When we started rehearsals, I was in a room full of people who could seamlessly float from one language to the next, sometimes even mid-sentence. I had found my people. But, for me, there was still the ESL struggle.
“English as a second language” has always been a dirty expression in my books. I often jokingly brush off mispronounced or misused words and vocabulary mistakes by saying: “Sorry, I’m ESL.” The fact is, my mind is a linguistic battlefield most of the time: when I’m speaking English, sometimes only the French word comes to mind, and when I’m speaking French, sometimes only the English word comes to mind. A friend recently said to me: “Doesn’t it suck now that you’re kind of shitty at two languages instead of being really good at one?” Yeah, thanks, I guess?
There are so many challenges associated with learning and speaking a text in two languages. For me, English is more cerebral and French is more visceral. One comes from my head and the other comes from my gut.
I’m a Quebecoise at heart and my emotional experience is entangled with and was built on the foundation of speaking French. I’ve felt all of my first emotions in the French language: anger, love, passion, sadness. (Sounds like the plot for the sequel of Inside Out, doesn’t it?) When I get angry in French, my stomach feels like it’s on fire, and when I get angry in English, the blood rushes to my head. (Don’t make me angry just to find out what this looks like in person, it’s not pretty in either language.)
Technically speaking, learning Five Faces for Evelyn Frost in both languages is challenging because everything is different: musicality, emphasis, turns of phrases, consonant and vowel sounds, tone of voice, breath, and sounds.
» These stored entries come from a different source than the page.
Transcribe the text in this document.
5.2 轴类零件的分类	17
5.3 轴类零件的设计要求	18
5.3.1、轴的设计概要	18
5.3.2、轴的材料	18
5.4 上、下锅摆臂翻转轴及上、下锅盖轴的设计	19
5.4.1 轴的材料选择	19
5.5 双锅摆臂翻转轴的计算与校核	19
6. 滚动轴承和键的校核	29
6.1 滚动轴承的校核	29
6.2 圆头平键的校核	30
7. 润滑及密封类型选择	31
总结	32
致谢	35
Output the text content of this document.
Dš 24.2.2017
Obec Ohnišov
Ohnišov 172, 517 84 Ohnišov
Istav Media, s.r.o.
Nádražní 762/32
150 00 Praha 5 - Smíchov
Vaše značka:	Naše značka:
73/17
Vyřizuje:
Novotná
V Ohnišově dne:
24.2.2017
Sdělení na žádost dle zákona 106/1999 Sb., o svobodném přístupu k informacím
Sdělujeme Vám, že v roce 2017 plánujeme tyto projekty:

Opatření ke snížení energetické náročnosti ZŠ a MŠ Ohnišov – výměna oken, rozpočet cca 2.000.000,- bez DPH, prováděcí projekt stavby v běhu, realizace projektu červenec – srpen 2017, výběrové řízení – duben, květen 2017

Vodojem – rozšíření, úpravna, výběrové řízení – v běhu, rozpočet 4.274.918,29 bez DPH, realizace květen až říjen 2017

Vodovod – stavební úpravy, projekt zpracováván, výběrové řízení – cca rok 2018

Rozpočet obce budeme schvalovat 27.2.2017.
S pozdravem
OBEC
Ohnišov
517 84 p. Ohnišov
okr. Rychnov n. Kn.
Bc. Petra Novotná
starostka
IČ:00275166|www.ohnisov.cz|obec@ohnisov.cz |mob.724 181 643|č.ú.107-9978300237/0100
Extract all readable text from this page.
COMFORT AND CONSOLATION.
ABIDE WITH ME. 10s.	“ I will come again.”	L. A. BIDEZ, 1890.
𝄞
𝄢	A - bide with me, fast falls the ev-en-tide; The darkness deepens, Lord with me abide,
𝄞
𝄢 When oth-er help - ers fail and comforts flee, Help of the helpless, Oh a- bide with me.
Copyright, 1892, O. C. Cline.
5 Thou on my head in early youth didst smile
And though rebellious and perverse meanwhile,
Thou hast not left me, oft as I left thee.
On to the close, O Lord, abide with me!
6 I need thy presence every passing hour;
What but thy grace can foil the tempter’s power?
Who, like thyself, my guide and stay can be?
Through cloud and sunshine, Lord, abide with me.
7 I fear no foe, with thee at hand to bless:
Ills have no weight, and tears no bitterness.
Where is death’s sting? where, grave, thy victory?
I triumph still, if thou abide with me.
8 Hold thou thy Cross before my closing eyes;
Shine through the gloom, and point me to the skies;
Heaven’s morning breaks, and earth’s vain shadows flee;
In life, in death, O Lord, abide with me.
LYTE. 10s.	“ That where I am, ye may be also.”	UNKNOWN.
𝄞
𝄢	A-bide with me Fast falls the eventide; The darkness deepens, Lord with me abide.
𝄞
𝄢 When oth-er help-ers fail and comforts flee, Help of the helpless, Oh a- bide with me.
They literally originate and resonate from different parts of my body and of my mouth. My singing teacher used to always tell me that my technique was better when I sang in French because my voice placement was higher and more focused than it was in English.
In rehearsals, Joel Beddows, the artistic director of Théâtre français, told me after a run-through that I sound like an anglophone. The teenager inside of me was so proud that I had finally annihilated my accent, but the adult part of me was saddened.
I count myself so lucky to have been immersed in two different cultures growing up. And while I distanced myself from French by choice as a teenager, this play has made me reconnect with it and fall in love with the language in a way I hadn’t before.
Working on this play has been like learning two different shows. But where the language differs, the content and emotion remains intact. It is affecting and effective in both versions. In fact, this show could be translated and performed in a thousand languages, anywhere in the world today, and be compelling and current. (The author, Guillaume Corbeil, is currently in Cuba attending the Spanish premiere.)
Now, wish me luck! In English we say “Break a leg!” and in French we say “Merde!” which translate, respectively, to “Casse une jambe!” and “Shit!”